It is a fact of political life that the 2012 presidential election will not turn on foreign policy. Unless something terrible happens between now and November, the focus of most voters will remain on the country’s failing economy. That’s probably okay with Mitt Romney because, unlike most Republican nominees in recent decades, prowess in foreign policy and defense issues are not among his strengths. According to New York Times columnist David Brooks, Romney’s inability to delineate strong points of disagreement with President Obama’s policies is not only a sign of the GOP standard bearer’s weakness but an indication that the incumbent can go to the people claiming to be a success on foreign policy. Though Brooks is right to characterize Romney as having done an inadequate job of articulating his foreign policy vision, his praise for the president is undeserved.
Brooks likes the fact that, for all of his hope and change rhetoric when first running for re-election, President Obama has proved to be no bold visionary on foreign affairs.

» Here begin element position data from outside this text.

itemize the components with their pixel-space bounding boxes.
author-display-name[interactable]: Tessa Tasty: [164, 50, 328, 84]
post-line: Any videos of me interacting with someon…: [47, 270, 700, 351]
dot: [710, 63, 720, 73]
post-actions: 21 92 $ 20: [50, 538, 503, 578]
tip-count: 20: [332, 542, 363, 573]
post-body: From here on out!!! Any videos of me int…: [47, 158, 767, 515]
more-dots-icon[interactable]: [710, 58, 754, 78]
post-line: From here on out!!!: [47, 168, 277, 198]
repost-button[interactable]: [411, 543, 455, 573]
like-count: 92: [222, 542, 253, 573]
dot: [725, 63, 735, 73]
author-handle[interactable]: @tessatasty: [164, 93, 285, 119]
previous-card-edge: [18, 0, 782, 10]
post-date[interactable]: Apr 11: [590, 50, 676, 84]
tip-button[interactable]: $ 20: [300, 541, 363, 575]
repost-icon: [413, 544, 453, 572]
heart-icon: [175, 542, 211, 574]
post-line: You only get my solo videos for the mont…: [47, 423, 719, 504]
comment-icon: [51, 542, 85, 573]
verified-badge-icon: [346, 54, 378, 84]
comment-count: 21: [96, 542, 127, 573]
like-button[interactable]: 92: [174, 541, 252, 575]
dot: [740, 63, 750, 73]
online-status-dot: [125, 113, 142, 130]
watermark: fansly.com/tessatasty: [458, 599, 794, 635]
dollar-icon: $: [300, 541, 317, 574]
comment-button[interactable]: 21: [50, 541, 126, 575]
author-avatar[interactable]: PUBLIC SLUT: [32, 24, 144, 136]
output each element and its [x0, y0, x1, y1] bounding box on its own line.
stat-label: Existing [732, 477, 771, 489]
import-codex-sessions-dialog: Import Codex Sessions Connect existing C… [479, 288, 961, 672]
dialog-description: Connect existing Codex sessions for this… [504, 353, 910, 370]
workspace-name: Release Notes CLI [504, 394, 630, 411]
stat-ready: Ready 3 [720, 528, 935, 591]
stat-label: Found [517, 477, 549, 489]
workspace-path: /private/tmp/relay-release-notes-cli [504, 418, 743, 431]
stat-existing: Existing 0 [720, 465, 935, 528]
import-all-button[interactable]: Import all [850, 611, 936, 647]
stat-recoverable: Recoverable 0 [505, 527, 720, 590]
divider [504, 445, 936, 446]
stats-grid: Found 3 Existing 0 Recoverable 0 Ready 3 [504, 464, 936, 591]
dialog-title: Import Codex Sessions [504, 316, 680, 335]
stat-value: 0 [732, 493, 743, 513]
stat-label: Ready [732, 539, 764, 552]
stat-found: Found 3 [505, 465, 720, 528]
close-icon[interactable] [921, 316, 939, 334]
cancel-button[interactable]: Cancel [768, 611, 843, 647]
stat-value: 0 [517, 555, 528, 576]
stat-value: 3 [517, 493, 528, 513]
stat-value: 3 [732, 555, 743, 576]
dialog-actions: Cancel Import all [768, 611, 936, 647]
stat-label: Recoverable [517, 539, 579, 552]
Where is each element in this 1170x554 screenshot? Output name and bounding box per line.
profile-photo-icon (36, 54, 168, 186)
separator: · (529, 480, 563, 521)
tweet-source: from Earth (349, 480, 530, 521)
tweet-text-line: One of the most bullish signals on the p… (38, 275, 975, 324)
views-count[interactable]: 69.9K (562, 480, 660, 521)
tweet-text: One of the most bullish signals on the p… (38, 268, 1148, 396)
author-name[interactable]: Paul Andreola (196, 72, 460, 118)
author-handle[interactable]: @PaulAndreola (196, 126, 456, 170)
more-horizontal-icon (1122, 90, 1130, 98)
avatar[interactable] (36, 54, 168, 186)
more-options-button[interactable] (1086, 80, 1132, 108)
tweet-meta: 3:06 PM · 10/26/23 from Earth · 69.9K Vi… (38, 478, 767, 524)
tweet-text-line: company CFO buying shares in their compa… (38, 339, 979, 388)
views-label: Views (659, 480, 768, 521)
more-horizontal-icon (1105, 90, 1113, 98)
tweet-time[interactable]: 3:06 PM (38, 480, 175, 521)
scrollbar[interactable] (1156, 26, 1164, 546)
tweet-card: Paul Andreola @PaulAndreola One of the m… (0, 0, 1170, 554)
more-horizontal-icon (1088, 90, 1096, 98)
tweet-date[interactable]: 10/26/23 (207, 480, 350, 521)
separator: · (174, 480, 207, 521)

The columnist believes ours is a time when nuance and a grasp of the complexities of a changing world are paramount. But contrary to Brooks’ belief, most of what we’ve gotten out of Washington since January 2009 is not smart power but muddled policies that are the product of indecisive thinking and a lack of principle. Though the president’s record is not without his successes (as you may have heard, he killed Osama bin Laden), on the big issues of dealing with the nuclear threat from Iran, a resurgent and authoritarian Russia, China and the Middle East peace process, Obama must be judged a thorough failure.
Brooks seems enamored of the ambivalence at the heart of many of the president’s foreign policy stands, but that says more about his own confusion about the issues than it does about the administration’s genius. In particular, he seems to think that Obama’s attempt to kick the can down the road on Iran is wise. Brooks deserves credit for stating that this is the president’s clear intention, as the administration and most of its apologists and cheerleaders have bitterly disputed that this is the case despite the overwhelming proof that the White House’s goal is simply to prevaricate on the issue until after the November election. But the Times columnist’s belief that “the delicate dance” that is the president’s excuse for a policy is “useful,” is hard to defend.
Having wasted most of his term on feckless attempts to engage the Iranians and futile diplomacy, all he has appeared to accomplish is to convince Tehran that he isn’t really interested in taking action and is just hoping that something will turn up that will relieve him of the obligation to do something or, as is more likely, to excuse his continued inaction.
Far from “moving aggressively to defeat enemies and to champion democracy,” he has done neither. Even Brooks concedes that his decision to stay and fight in Afghanistan, a stand that deserved praise, was fatally undermined by his setting a date for the withdrawal of American troops that made it clear to the Taliban that all they had to do was to survive until the bug out commenced. As for democracy promotion, this is a point on which the president’s intent to differentiate himself from his predecessor has been heard louder than anything else. It has been decades since we have had a president who was less interested in human rights than Obama, as his disgraceful refusal to back dissidents in Iran showed. Rather than the Arab Spring highlighting the president’s skill, his characteristic ambivalence has resulted in the United States getting the worst of both worlds. Traditional authoritarian allies have fallen without Obama getting the credit while anti-democratic Islamists who hate America and present a profound threat have achieved power. While Libya may be credited as a success (at least for now) for Obama’s “lead from behind” strategy, in Syria it has been a disaster as a far more dangerous country appears on the brink of civil war. The fact that the president touts a destructive force such as Turkey’s Prime Minister Recep Tayyip Erdoğan as his favorite foreign leader tells you everything you need to know about Obama’s misguided approach.
The Middle East peace process is another area where again Brooks must admit that Obama took a difficult problem and made it far worse. By distancing himself from Israel, he encouraged Palestinian intransigence and alienated America’s ally, leaving the region in worse shape than before.
As for Russia, where Brooks sees wisdom, observers who are less enamored of the president can only see appeasement and indecision that, again, alienated our allies and emboldened the Putin regime to believe it can thwart American interests with impunity.
This is a record that seems to speak more of failure than success. One can applaud the president’s willingness to use drones to kill terrorists while still understanding that this is no substitute for a coherent vision of how to deal with threats. Mitt Romney needs to speak out more on foreign policy and give us a better idea of what he will do differently other than not bashing Israel (though this is not a minor point). If there are votes to be won on foreign policy, President Obama does not deserve them.